Plaintiff makes much of a hypothetical illustration in support of his argument. Plaintiff posits a hypothetical taxpayer earning $100,000 who paid $50,000 in alimony to his ex-spouse in New York. His effective tax rate using the method prescribed by the taxing authority in New Jersey would result in an effective tax rate for the two jurisdictions of over ten percent, thus subjecting a taxpayer to considerable "double taxation," since neither New York nor New Jersey has an income tax bracket above seven percent.

In addressing this hypothetical, the Tax Court Judge noted that plaintiff was still receiving an offset here that reduced his taxes below the almost fourteen percent that would be otherwise achieved if New Jersey did not provide any credit for the New York taxes.

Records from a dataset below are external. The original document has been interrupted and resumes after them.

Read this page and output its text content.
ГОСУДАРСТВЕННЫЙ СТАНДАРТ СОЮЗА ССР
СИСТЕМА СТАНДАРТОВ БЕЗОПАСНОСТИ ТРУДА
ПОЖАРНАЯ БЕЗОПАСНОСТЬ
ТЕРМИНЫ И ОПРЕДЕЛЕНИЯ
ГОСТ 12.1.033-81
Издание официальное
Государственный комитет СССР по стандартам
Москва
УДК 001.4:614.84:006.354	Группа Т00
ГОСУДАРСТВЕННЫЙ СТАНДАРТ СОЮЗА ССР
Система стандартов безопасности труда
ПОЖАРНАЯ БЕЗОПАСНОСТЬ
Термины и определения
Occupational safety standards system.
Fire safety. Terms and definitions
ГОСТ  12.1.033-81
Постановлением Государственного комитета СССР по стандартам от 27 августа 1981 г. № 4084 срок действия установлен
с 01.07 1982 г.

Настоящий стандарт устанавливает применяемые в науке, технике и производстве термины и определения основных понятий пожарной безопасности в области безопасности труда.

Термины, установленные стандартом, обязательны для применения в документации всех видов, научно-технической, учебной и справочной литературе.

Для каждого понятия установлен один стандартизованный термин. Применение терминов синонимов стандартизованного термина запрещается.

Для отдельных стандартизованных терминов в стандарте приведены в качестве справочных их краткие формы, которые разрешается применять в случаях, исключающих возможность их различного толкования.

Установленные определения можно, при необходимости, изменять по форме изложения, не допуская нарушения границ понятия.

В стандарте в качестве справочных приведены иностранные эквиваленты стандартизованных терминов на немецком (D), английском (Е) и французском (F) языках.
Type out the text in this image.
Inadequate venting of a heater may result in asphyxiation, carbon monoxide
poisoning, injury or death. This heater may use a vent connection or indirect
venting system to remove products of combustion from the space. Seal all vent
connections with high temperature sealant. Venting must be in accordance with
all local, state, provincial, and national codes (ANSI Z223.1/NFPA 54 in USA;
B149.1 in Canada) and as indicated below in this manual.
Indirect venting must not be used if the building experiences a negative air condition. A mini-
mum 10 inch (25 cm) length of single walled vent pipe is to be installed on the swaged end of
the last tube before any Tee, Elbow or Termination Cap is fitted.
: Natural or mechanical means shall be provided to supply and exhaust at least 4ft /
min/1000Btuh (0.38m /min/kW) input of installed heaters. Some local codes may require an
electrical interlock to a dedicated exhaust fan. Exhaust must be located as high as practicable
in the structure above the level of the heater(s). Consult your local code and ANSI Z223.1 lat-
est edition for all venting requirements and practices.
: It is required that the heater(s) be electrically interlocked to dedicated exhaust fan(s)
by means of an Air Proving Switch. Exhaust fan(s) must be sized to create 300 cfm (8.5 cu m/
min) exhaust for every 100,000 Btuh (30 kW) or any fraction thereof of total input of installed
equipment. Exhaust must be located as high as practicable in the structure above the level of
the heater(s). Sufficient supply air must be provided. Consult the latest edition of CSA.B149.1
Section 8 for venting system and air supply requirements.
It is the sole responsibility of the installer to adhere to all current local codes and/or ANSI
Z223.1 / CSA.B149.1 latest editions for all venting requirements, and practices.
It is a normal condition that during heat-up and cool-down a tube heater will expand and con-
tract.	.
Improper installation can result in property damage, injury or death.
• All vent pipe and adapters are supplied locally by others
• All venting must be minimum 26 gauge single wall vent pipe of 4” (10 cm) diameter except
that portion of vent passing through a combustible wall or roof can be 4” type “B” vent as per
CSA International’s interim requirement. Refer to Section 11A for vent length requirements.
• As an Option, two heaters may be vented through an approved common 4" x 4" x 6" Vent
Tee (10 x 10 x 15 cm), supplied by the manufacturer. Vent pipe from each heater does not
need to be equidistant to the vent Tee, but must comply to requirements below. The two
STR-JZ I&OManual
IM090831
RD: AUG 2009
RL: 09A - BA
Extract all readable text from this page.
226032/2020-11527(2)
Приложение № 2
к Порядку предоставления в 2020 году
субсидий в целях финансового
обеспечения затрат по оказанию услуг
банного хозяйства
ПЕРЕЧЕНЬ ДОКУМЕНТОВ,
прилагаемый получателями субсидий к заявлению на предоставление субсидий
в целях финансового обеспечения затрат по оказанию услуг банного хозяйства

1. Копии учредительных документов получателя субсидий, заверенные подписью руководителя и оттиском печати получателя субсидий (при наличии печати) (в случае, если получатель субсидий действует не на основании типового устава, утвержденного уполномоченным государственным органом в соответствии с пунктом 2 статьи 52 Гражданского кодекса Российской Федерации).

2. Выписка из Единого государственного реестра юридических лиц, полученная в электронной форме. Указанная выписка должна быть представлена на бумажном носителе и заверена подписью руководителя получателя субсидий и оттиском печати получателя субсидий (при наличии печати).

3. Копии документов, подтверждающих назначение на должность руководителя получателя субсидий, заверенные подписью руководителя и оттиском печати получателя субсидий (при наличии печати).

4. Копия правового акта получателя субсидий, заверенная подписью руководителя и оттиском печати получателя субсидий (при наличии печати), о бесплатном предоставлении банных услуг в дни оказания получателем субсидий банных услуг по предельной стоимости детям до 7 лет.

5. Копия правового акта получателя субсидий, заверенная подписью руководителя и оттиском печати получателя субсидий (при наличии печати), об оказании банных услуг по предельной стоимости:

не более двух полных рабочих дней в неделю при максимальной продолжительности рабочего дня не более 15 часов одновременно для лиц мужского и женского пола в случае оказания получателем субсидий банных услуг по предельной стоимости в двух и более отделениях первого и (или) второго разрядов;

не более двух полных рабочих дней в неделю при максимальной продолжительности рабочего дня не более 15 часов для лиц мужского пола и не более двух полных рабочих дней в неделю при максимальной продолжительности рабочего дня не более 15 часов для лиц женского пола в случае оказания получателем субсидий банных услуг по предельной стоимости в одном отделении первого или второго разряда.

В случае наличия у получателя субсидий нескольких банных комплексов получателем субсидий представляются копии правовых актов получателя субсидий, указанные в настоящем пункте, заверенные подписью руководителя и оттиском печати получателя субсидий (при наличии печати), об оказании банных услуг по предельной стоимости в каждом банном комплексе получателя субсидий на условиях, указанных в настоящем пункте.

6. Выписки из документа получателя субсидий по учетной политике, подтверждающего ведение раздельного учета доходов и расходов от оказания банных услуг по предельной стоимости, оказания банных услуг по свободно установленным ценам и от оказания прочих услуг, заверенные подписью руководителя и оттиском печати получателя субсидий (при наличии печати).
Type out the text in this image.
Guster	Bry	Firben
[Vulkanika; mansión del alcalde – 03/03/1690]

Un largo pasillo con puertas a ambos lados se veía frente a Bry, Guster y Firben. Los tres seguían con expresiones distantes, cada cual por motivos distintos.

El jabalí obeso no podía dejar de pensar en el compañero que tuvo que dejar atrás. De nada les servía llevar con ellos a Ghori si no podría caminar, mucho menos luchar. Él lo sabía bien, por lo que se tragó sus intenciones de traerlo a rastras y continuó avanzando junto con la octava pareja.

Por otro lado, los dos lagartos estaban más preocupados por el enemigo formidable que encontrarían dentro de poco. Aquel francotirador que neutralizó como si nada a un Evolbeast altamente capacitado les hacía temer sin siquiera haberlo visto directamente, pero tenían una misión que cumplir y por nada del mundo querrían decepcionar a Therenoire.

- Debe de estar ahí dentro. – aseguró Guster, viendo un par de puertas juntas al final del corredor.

Moreover, there is nothing under our Gross Income Tax Act that suggests the operation of the credit should insulate plaintiff from results developed in plaintiff's hypothetical calculations. The Legislature did not provide for a dollar-for-dollar credit against New Jersey gross income tax for taxes paid to other jurisdictions. If that had been the statutory intention, there would be no need for the proportional language in N.J.S.A. 54A:4-1 requiring a fraction to be multiplied against the New Jersey tax due to determine the extent of the credit. If income included in either the numerator or the denominator had to be included in the other, then the fraction established in the resident credit provision would always equal one.

As we observed in Ambrose, the purpose of the credit in N.J.S.A. 54A:4-1(a) is to minimize or avoid double taxation of the same income by New Jersey and another State. That is viewed as an appropriate limit on the credit. Ambrose, supra, 198 N.J. Super. at 552. That is what plaintiff has received. He is not entitled to anything more.